Sie hassen mich jetzt in Unterberglberg

Darf ich mich von Bücher trennen?

Andrea Maria Dusl. Für ‘DER STANDARD Album‘ vom 19.3.2016

Am Anfang war das Wort. Und das Wort stand im Buch. Bücher sind der Schatz der Welt, lernen wir, das Wissen, die Erkenntnis, der Geist. Büchern bauen wir Tempel und Tresore, Bücher lenken das Glück unserer Welt, leuchten in unser Dasein und in das Unbekannte dahinter. Bücher sind alles. Sie sind überall. Auch bei mir daheim. Nicht eines, nicht zwei. Viele. Als westlicher Buchmensch habe ich den Kahn der Erkenntnisgier ungekentert durch den Silbersee gesteuert, las mehr als Buch und Zweitbuch, besitze eine, ja das Wort ist Krawall, Bibliothek. Sie wollte den Rand des Nachtkästchens niemals verlassen, aber sie tat es, ergoss sich in Regale, füllte Räume. Das Dilemma hieß mich willkommen.
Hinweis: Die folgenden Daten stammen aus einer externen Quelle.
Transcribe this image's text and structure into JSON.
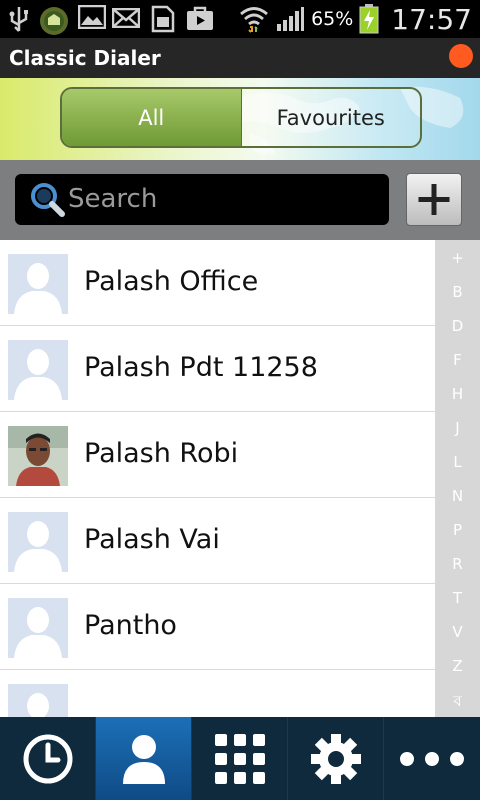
{
  "status_bar": {
    "battery_percent": "65%",
    "time": "17:57",
    "icons": [
      "usb-icon",
      "badge-icon",
      "gallery-icon",
      "mail-icon",
      "sim-icon",
      "bag-icon",
      "wifi-icon",
      "signal-icon",
      "battery-charging-icon"
    ]
  },
  "title_bar": {
    "title": "Classic Dialer"
  },
  "tabs": [
    {
      "label": "All",
      "active": true
    },
    {
      "label": "Favourites",
      "active": false
    }
  ],
  "search": {
    "placeholder": "Search",
    "value": ""
  },
  "contacts": [
    {
      "name": "Palash Office",
      "avatar": "placeholder"
    },
    {
      "name": "Palash Pdt 11258",
      "avatar": "placeholder"
    },
    {
      "name": "Palash Robi",
      "avatar": "photo"
    },
    {
      "name": "Palash Vai",
      "avatar": "placeholder"
    },
    {
      "name": "Pantho",
      "avatar": "placeholder"
    },
    {
      "name": "",
      "avatar": "placeholder"
    }
  ],
  "index_letters": [
    "+",
    "B",
    "D",
    "F",
    "H",
    "J",
    "L",
    "N",
    "P",
    "R",
    "T",
    "V",
    "Z",
    "ব"
  ],
  "bottom_nav": [
    {
      "name": "recent",
      "icon": "clock-icon",
      "active": false
    },
    {
      "name": "contacts",
      "icon": "person-icon",
      "active": true
    },
    {
      "name": "dialpad",
      "icon": "dialpad-icon",
      "active": false
    },
    {
      "name": "settings",
      "icon": "gear-icon",
      "active": false
    },
    {
      "name": "more",
      "icon": "more-icon",
      "active": false
    }
  ],
  "colors": {
    "active_tab": "#6f9a34",
    "nav_active": "#1c6fb6",
    "nav_bg": "#0e2a3c",
    "status_dot": "#ff5a1f"
  }
}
Darf man Bücher wieder loswerden? Es besteht weitgehend Einigkeit über die barbarischen Aspekte von Bücherverbrennungen. Aber dürfen wir Bücher, egal, wie sie zu uns gekommen sind, sei es durch Kauf, Tausch, Diebstahl oder Schenkung, wieder loswerden? Dürfen wir Unlesbares verstoßen, Lähmendes weggeben, Schlechtes weg …? Dürfen wir es überhaupt aussprechen? Dürfen wir Bücher wegschmeißen? Faulstellenlose? Kurz angelesene? Frisch hereingetrudelte?

Nein, sagt die bibliothekarische Krämerseele in mir. Nicht ohne Schande und Scham, nicht ohne schlechtes Gewissen, nicht ohne dessen verhängnisvollen Biss. Bücher haben gehortet zu werden, sagt der gutenberggalaktische Weltgeist in mir. So weit die Moral. Bin ich allein?
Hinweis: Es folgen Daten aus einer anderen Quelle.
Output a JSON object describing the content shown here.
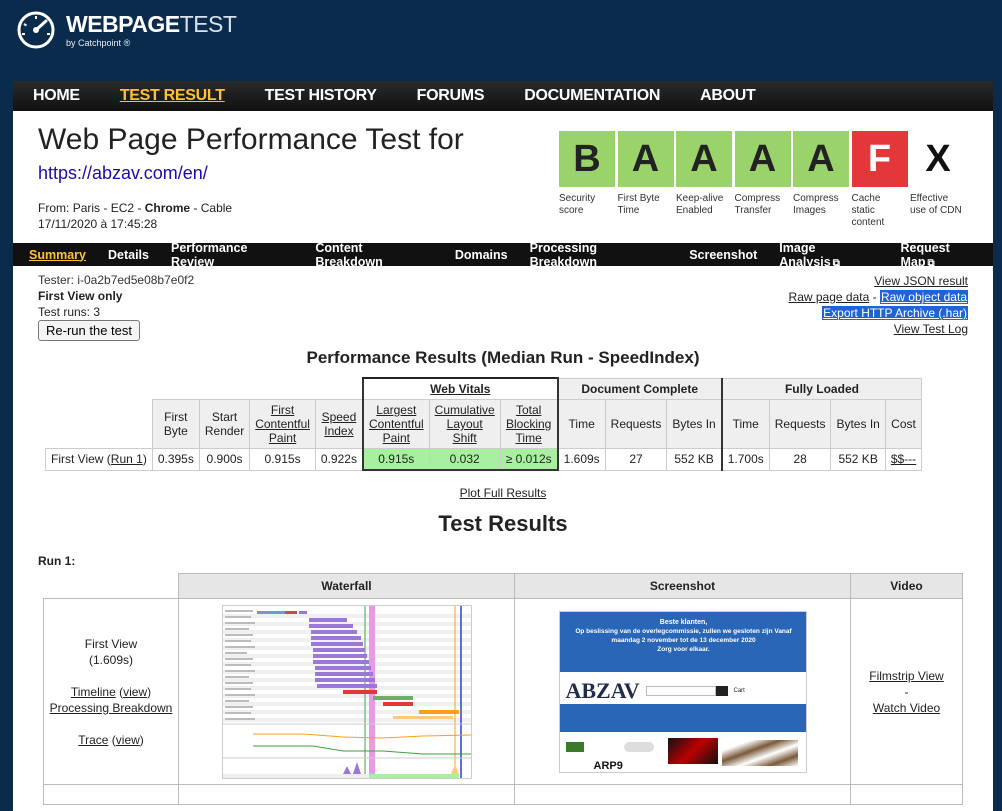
{
  "brand": {
    "name_bold": "WEBPAGE",
    "name_light": "TEST",
    "sub": "by Catchpoint",
    "reg": "®"
  },
  "nav": [
    {
      "label": "HOME",
      "active": false
    },
    {
      "label": "TEST RESULT",
      "active": true
    },
    {
      "label": "TEST HISTORY",
      "active": false
    },
    {
      "label": "FORUMS",
      "active": false
    },
    {
      "label": "DOCUMENTATION",
      "active": false
    },
    {
      "label": "ABOUT",
      "active": false
    }
  ],
  "header": {
    "title": "Web Page Performance Test for",
    "url": "https://abzav.com/en/",
    "from_label": "From:",
    "from_location": "Paris - EC2",
    "from_sep1": " - ",
    "from_browser": "Chrome",
    "from_sep2": " - ",
    "from_conn": "Cable",
    "date": "17/11/2020 à 17:45:28"
  },
  "grades": [
    {
      "grade": "B",
      "label1": "Security",
      "label2": "score",
      "label3": ""
    },
    {
      "grade": "A",
      "label1": "First Byte",
      "label2": "Time",
      "label3": ""
    },
    {
      "grade": "A",
      "label1": "Keep-alive",
      "label2": "Enabled",
      "label3": ""
    },
    {
      "grade": "A",
      "label1": "Compress",
      "label2": "Transfer",
      "label3": ""
    },
    {
      "grade": "A",
      "label1": "Compress",
      "label2": "Images",
      "label3": ""
    },
    {
      "grade": "F",
      "label1": "Cache",
      "label2": "static",
      "label3": "content"
    },
    {
      "grade": "X",
      "label1": "Effective",
      "label2": "use of CDN",
      "label3": ""
    }
  ],
  "grade_colors": {
    "good": "#9bd36b",
    "bad": "#e3373a"
  },
  "subnav": [
    {
      "label": "Summary",
      "active": true,
      "ext": false
    },
    {
      "label": "Details",
      "active": false,
      "ext": false
    },
    {
      "label": "Performance Review",
      "active": false,
      "ext": false
    },
    {
      "label": "Content Breakdown",
      "active": false,
      "ext": false
    },
    {
      "label": "Domains",
      "active": false,
      "ext": false
    },
    {
      "label": "Processing Breakdown",
      "active": false,
      "ext": false
    },
    {
      "label": "Screenshot",
      "active": false,
      "ext": false
    },
    {
      "label": "Image Analysis",
      "active": false,
      "ext": true
    },
    {
      "label": "Request Map",
      "active": false,
      "ext": true
    }
  ],
  "test_info": {
    "tester": "Tester: i-0a2b7ed5e08b7e0f2",
    "first_view_only": "First View only",
    "test_runs": "Test runs: 3",
    "rerun": "Re-run the test"
  },
  "right_links": {
    "json": "View JSON result",
    "raw_page": "Raw page data",
    "dash": " - ",
    "raw_object": "Raw object data",
    "har": "Export HTTP Archive (.har)",
    "log": "View Test Log"
  },
  "perf": {
    "title": "Performance Results (Median Run - SpeedIndex)",
    "groups": {
      "web_vitals": "Web Vitals",
      "doc_complete": "Document Complete",
      "fully_loaded": "Fully Loaded"
    },
    "cols": {
      "first_byte_1": "First",
      "first_byte_2": "Byte",
      "start_render_1": "Start",
      "start_render_2": "Render",
      "fcp_1": "First",
      "fcp_2": "Contentful",
      "fcp_3": "Paint",
      "si_1": "Speed",
      "si_2": "Index",
      "lcp_1": "Largest",
      "lcp_2": "Contentful",
      "lcp_3": "Paint",
      "cls_1": "Cumulative",
      "cls_2": "Layout",
      "cls_3": "Shift",
      "tbt_1": "Total",
      "tbt_2": "Blocking",
      "tbt_3": "Time",
      "time": "Time",
      "requests": "Requests",
      "bytes_in": "Bytes In",
      "cost": "Cost"
    },
    "row": {
      "label": "First View (",
      "run_link": "Run 1",
      "label_end": ")",
      "first_byte": "0.395s",
      "start_render": "0.900s",
      "fcp": "0.915s",
      "speed_index": "0.922s",
      "lcp": "0.915s",
      "cls": "0.032",
      "tbt": "≥ 0.012s",
      "doc_time": "1.609s",
      "doc_requests": "27",
      "doc_bytes": "552 KB",
      "full_time": "1.700s",
      "full_requests": "28",
      "full_bytes": "552 KB",
      "cost": "$$---"
    },
    "plot_link": "Plot Full Results",
    "good_color": "#a8f0a0"
  },
  "results": {
    "title": "Test Results",
    "run_label": "Run 1:",
    "headers": {
      "waterfall": "Waterfall",
      "screenshot": "Screenshot",
      "video": "Video"
    },
    "first_view": "First View",
    "first_view_time": "(1.609s)",
    "timeline": "Timeline",
    "view1": "view",
    "processing": "Processing Breakdown",
    "trace": "Trace",
    "view2": "view",
    "filmstrip": "Filmstrip View",
    "dash": "-",
    "watch": "Watch Video"
  },
  "screenshot": {
    "banner1": "Beste klanten,",
    "banner2": "Op beslissing van de overlegcommissie, zullen we gesloten zijn Vanaf",
    "banner3": "maandag 2 november tot de 13 december 2020",
    "banner4": "Zorg voor elkaar.",
    "logo": "ABZAV",
    "cart": "Cart",
    "arp": "ARP9"
  }
}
Ich bin nicht allein. Flohmärkte und Leihbibliotheken, Book-Crossing-Projekte und Romanauswilderungen sind die schmutzigen Ufer der Bücherflut. Denn selbstverständlich werden Bücher orphaniert. Neuen Besitzern aufgedrängt. Mitgebringselte wie selbsterstandene. Um die Bücherzirkulation muss sich die westliche Welt keine Sorgen machen.
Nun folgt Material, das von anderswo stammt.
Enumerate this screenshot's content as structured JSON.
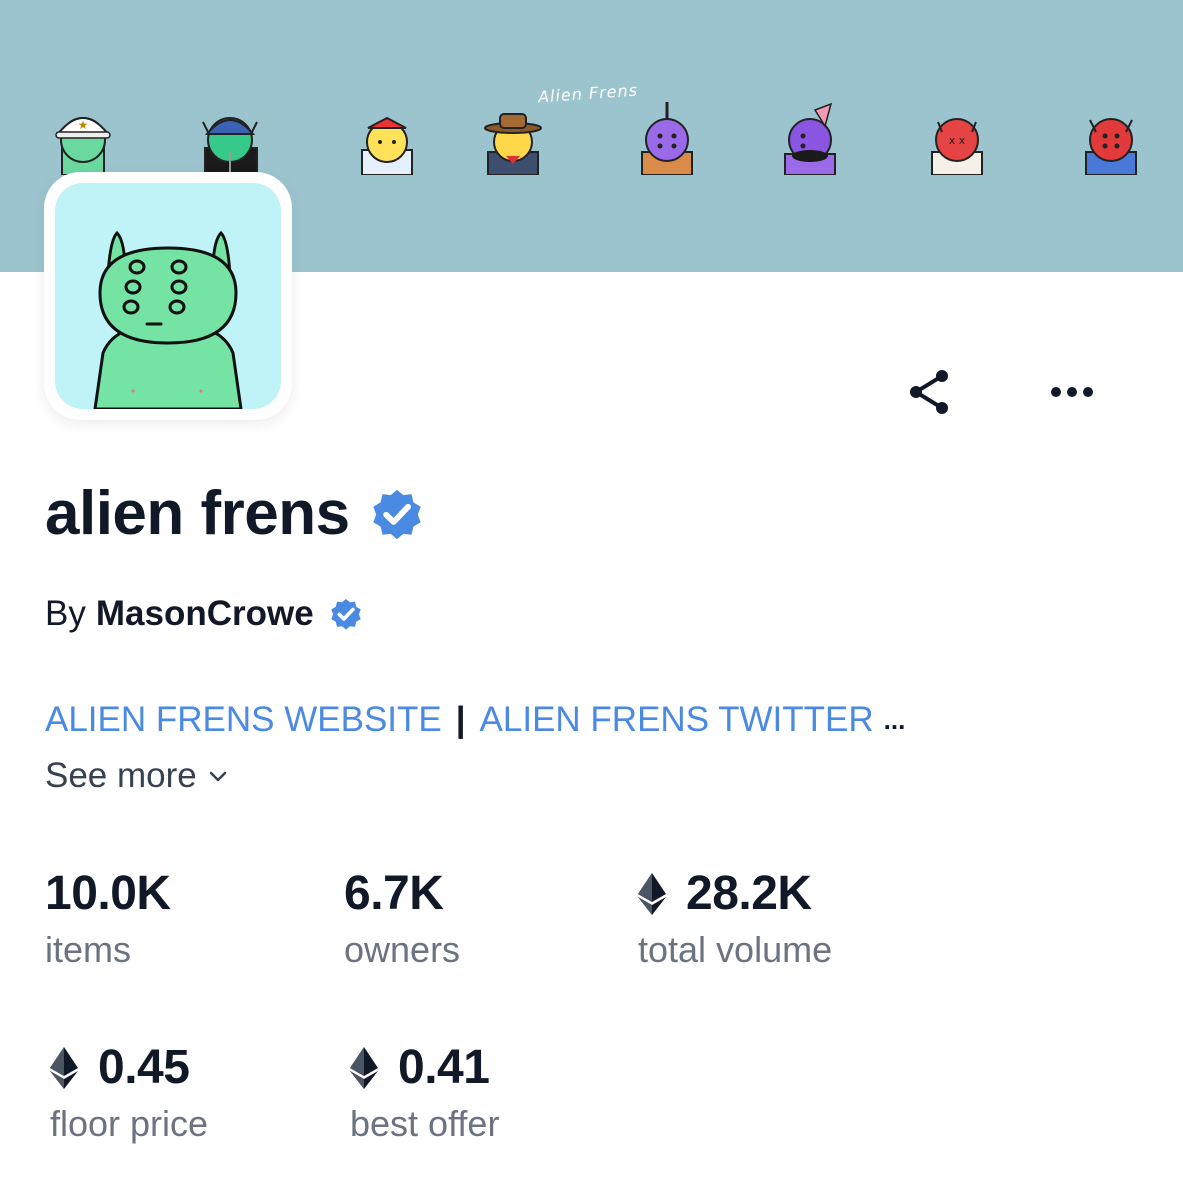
{
  "banner": {
    "title": "Alien Frens"
  },
  "collection": {
    "name": "alien frens",
    "by_label": "By",
    "creator": "MasonCrowe",
    "verified_color": "#4a8ae3"
  },
  "links": {
    "website": "ALIEN FRENS WEBSITE",
    "separator": "|",
    "twitter": "ALIEN FRENS TWITTER",
    "ellipsis": "..."
  },
  "see_more": "See more",
  "stats": [
    {
      "value": "10.0K",
      "label": "items",
      "eth": false
    },
    {
      "value": "6.7K",
      "label": "owners",
      "eth": false
    },
    {
      "value": "28.2K",
      "label": "total volume",
      "eth": true
    },
    {
      "value": "0.45",
      "label": "floor price",
      "eth": true
    },
    {
      "value": "0.41",
      "label": "best offer",
      "eth": true
    }
  ],
  "icons": {
    "share": "share-icon",
    "more": "more-horizontal-icon",
    "verified": "verified-badge-icon",
    "eth": "ethereum-icon",
    "chevron": "chevron-down-icon"
  }
}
Erst stellte ich sie in die zweite Reihe. Hinter die guten Bücher. Hinter das Herzeigbare, das Griffbereite, das Gerngelesene, das Wiedergelesene. Bei jedem Umzug fielen sie mir entgegen. Die schlechten Schinken, die Räuberromane, die Fadgasführer, die Beratungsbelletristik. Manche waren unter der Staubschicht noch in Plastik verschweißt. Ich schichtete sie in separate Umzugskisten. Schrieb „Vorsicht, schlecht!“ darauf, oder „Unwichtiges“, hoffte, sie würden vom Zufall geholt werden, vom Laster fallen, von Dummköpfen gestohlen werden. Vergebens. Die bösen Bücher blieben. Ich brachte sie kistenweise in unterentwickelte Gegenden. In die Oststeiermark. In der Gemeindebibliothek von Unterberglberg rümpfte man die Nase. Coffeetableklassiker seien das, wertvoll, lehrreich, wertvoll, log ich. Das Buch über die Aale des Amazonas. Das Kümmel-Kochbuch, der Wanderführer der Westwalachei. Die Romane Frischverblühter, die Gedichte Unentdeckter, leidbringende Lebensberater. Die Werke von Freunden. Kiloweise. Ich tauschte mein Glück gegen den Unmut und die staubigen Finger der Gemeindesekretärin. Sie hassen mich jetzt in Unterberglberg. Ich finde, zu Recht.